Apr 30, 2008 at 6:18 PM
Does the Prism team intend to provide more guidance on module enumeration/discovery? Are there plans for a default implementation of IModuleEnumerator? Or do we expect PrismContrib to help fill the gaps here?
Apr 30, 2008 at 8:46 PM
Hah! Looks like I asked my question one hour too early. :-) I'll go look at the bits in the latest drop.
May 1, 2008 at 10:42 PM
After reviewing the "modularity" examples in the latest drop, I have a few questions:
  1. The ConfigurationModuleEnumerator requires all <Module> elements to specify a moduleType. This obviously contrasts with CAB, which would reflect over the types in the assembly to find the implementer of ModuleInit . Was the cost of reflection on the target assembly deemed too costly? I agree that the direct instantiation of the moduleType is more straightforward, but could ConfigurationModuleEnumerator be extended to search for the IModule/[Module] class if a type is not specified?

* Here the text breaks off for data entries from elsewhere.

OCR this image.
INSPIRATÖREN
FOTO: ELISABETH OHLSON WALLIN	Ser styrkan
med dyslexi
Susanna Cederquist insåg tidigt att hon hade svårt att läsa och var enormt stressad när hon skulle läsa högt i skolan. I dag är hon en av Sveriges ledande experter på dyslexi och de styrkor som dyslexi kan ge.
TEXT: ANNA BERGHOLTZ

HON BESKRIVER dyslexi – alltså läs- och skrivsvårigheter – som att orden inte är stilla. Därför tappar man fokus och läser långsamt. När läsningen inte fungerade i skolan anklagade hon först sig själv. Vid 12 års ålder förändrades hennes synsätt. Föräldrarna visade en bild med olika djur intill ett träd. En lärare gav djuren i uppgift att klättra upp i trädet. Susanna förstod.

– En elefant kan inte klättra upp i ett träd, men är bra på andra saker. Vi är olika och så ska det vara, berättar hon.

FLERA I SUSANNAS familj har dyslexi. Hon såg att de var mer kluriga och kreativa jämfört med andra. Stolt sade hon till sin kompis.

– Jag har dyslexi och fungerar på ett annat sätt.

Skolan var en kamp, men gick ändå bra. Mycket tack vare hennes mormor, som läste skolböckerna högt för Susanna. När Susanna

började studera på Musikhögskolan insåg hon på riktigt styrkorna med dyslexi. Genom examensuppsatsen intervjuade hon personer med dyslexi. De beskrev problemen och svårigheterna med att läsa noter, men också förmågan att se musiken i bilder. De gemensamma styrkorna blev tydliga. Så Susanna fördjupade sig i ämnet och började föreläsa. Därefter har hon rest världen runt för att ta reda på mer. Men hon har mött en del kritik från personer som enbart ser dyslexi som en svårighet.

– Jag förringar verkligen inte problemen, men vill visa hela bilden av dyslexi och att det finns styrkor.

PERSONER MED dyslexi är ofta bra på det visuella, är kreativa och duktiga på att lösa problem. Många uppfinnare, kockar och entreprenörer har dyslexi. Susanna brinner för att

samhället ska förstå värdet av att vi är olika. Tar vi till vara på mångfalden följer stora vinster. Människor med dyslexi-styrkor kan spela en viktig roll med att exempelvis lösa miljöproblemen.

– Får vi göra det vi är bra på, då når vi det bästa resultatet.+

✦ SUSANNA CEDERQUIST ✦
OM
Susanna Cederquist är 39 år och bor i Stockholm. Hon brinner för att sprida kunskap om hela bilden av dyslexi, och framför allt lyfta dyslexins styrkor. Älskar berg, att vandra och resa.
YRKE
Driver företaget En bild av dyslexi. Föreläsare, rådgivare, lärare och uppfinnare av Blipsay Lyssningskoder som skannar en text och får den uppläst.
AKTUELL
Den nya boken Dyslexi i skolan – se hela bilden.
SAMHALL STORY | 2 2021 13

  2. I find it a bit ironic that the DirectoryLookupEnumerator has to load all of the modules from its target directory into a separate AppDomain in order to determine which ones it shouldn't be loading! Perhaps a better solution is to load all of the modules into the main AppDomain but then skip the IModule.Initialize() calls on the non-startup modules?
  3. Do you intend to use ConfigurationStore for other purposes than module configuration?
May 2, 2008 at 6:28 AM
I'm glad that the drop addressed your needs. As for the questions:
  1. This is because we are not enforcing a 1 to 1 mapping between modules and assemblies. You could have more than 1 module in the same assembly (and of course 1 module spread across several assemblies)

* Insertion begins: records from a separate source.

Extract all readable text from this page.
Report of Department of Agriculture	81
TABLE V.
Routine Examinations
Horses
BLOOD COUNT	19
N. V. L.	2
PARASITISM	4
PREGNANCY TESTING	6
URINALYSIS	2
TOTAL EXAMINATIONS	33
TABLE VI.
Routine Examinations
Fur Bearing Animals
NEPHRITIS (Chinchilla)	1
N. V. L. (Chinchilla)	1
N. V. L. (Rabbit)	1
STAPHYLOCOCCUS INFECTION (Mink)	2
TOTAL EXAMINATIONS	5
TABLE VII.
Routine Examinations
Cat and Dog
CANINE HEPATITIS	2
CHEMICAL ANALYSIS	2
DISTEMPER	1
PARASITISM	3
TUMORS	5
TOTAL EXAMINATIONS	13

  2. That is because the discovering doesn't mean that you're going to load all of those assemblies in the directory. You could have lots of lazy loaded modules, and extra assemblies that you don't want to load on startup. Loading assemblies is a very expensive task... In the separate AppDomain the assemblies are not really being loaded anyway, it just does a ReflectionOnlyLoad on them, which is very lightweight and fast.

I hope that clears some doubts,
Julian Dominguez
May 2, 2008 at 2:38 PM
Thanks very much for the reply, Julian. These answers certainly help.

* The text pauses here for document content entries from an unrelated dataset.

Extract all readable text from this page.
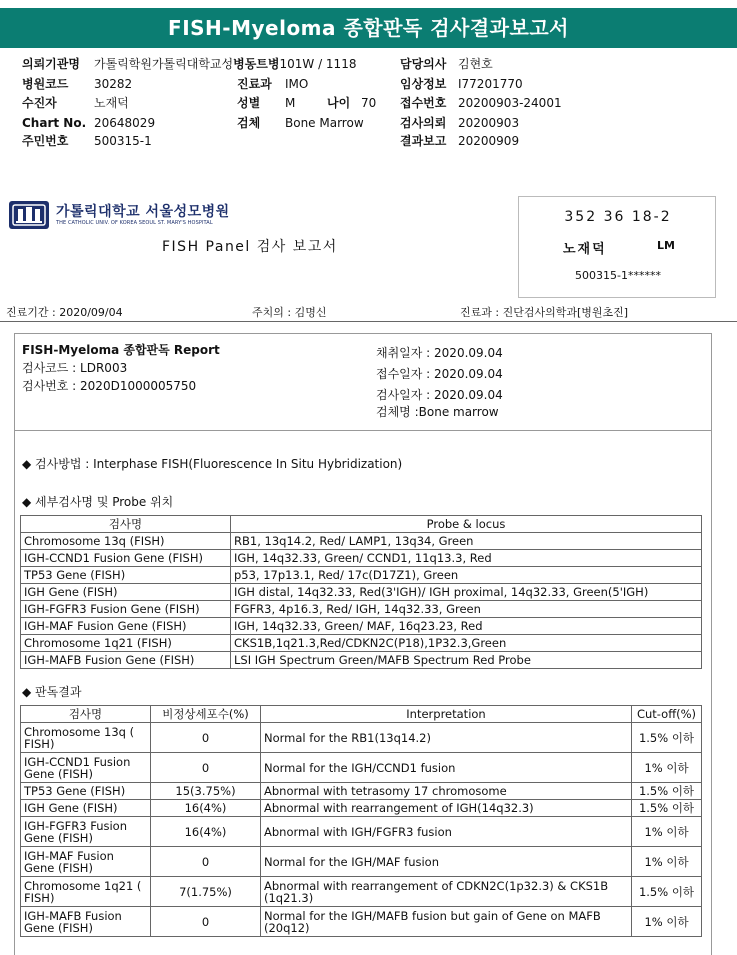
FISH-Myeloma 종합판독 검사결과보고서
의뢰기관명 가톨릭학원가톨릭대학교성병동트병101W / 1118	담당의사 김현호
병원코드 30282	진료과 IMO	임상정보 I77201770
수진자	노재덕	성별 M	나이 70 접수번호 20200903-24001
Chart No. 20648029	검체 Bone Marrow	검사의뢰 20200903
주민번호 500315-1	결과보고 20200909
가톨릭대학교 서울성모병원
THE CATHOLIC UNIV. OF KOREA SEOUL ST. MARY'S HOSPITAL
FISH Panel 검사 보고서
352 36 18-2
노재덕	LM
500315-1******
진료기간 : 2020/09/04	주치의 : 김명신	진료과 : 진단검사의학과[병원초진]
FISH-Myeloma 종합판독 Report
검사코드 : LDR003
검사번호 : 2020D1000005750
채취일자 : 2020.09.04
접수일자 : 2020.09.04
검사일자 : 2020.09.04
검체명 :Bone marrow
◆ 검사방법 : Interphase FISH(Fluorescence In Situ Hybridization)
◆ 세부검사명 및 Probe 위치
검사명	Probe & locus
Chromosome 13q (FISH)	RB1, 13q14.2, Red/ LAMP1, 13q34, Green
IGH-CCND1 Fusion Gene (FISH)	IGH, 14q32.33, Green/ CCND1, 11q13.3, Red
TP53 Gene (FISH)	p53, 17p13.1, Red/ 17c(D17Z1), Green
IGH Gene (FISH)	IGH distal, 14q32.33, Red(3'IGH)/ IGH proximal, 14q32.33, Green(5'IGH)
IGH-FGFR3 Fusion Gene (FISH)	FGFR3, 4p16.3, Red/ IGH, 14q32.33, Green
IGH-MAF Fusion Gene (FISH)	IGH, 14q32.33, Green/ MAF, 16q23.23, Red
Chromosome 1q21 (FISH)	CKS1B,1q21.3,Red/CDKN2C(P18),1P32.3,Green
IGH-MAFB Fusion Gene (FISH)	LSI IGH Spectrum Green/MAFB Spectrum Red Probe
◆ 판독결과
검사명	비정상세포수(%)	Interpretation	Cut-off(%)
Chromosome 13q ( FISH)	0	Normal for the RB1(13q14.2)	1.5% 이하
IGH-CCND1 Fusion Gene (FISH)	0	Normal for the IGH/CCND1 fusion	1% 이하
TP53 Gene (FISH)	15(3.75%)	Abnormal with tetrasomy 17 chromosome	1.5% 이하
IGH Gene (FISH)	16(4%)	Abnormal with rearrangement of IGH(14q32.3)	1.5% 이하
IGH-FGFR3 Fusion Gene (FISH)	16(4%)	Abnormal with IGH/FGFR3 fusion	1% 이하
IGH-MAF Fusion Gene (FISH)	0	Normal for the IGH/MAF fusion	1% 이하
Chromosome 1q21 ( FISH)	7(1.75%)	Abnormal with rearrangement of CDKN2C(1p32.3) & CKS1B (1q21.3)	1.5% 이하
IGH-MAFB Fusion Gene (FISH)	0	Normal for the IGH/MAFB fusion but gain of Gene on MAFB (20q12)	1% 이하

  1. I understand where you are coming from. I expect that the added flexibility could be advantageous when factoring initialization concerns. Regardless, I still think my developers would appreciate the convenience of a reflection-based sweep for IModule implementers so that all of them could be candidates for startup initialization. I could easily imagine this capability using the [Module] attribute to derive dependencies and to register start-up vs. on-demand intent. That said, I wouldn't want to violate Prism's goal of keeping things simple; perhaps this alternate implementation would be more appropriate as a submission to PrismContrib.
  2. The subtlety I missed in my review was the ReflectionOnlyLoad. This makes perfect sense now.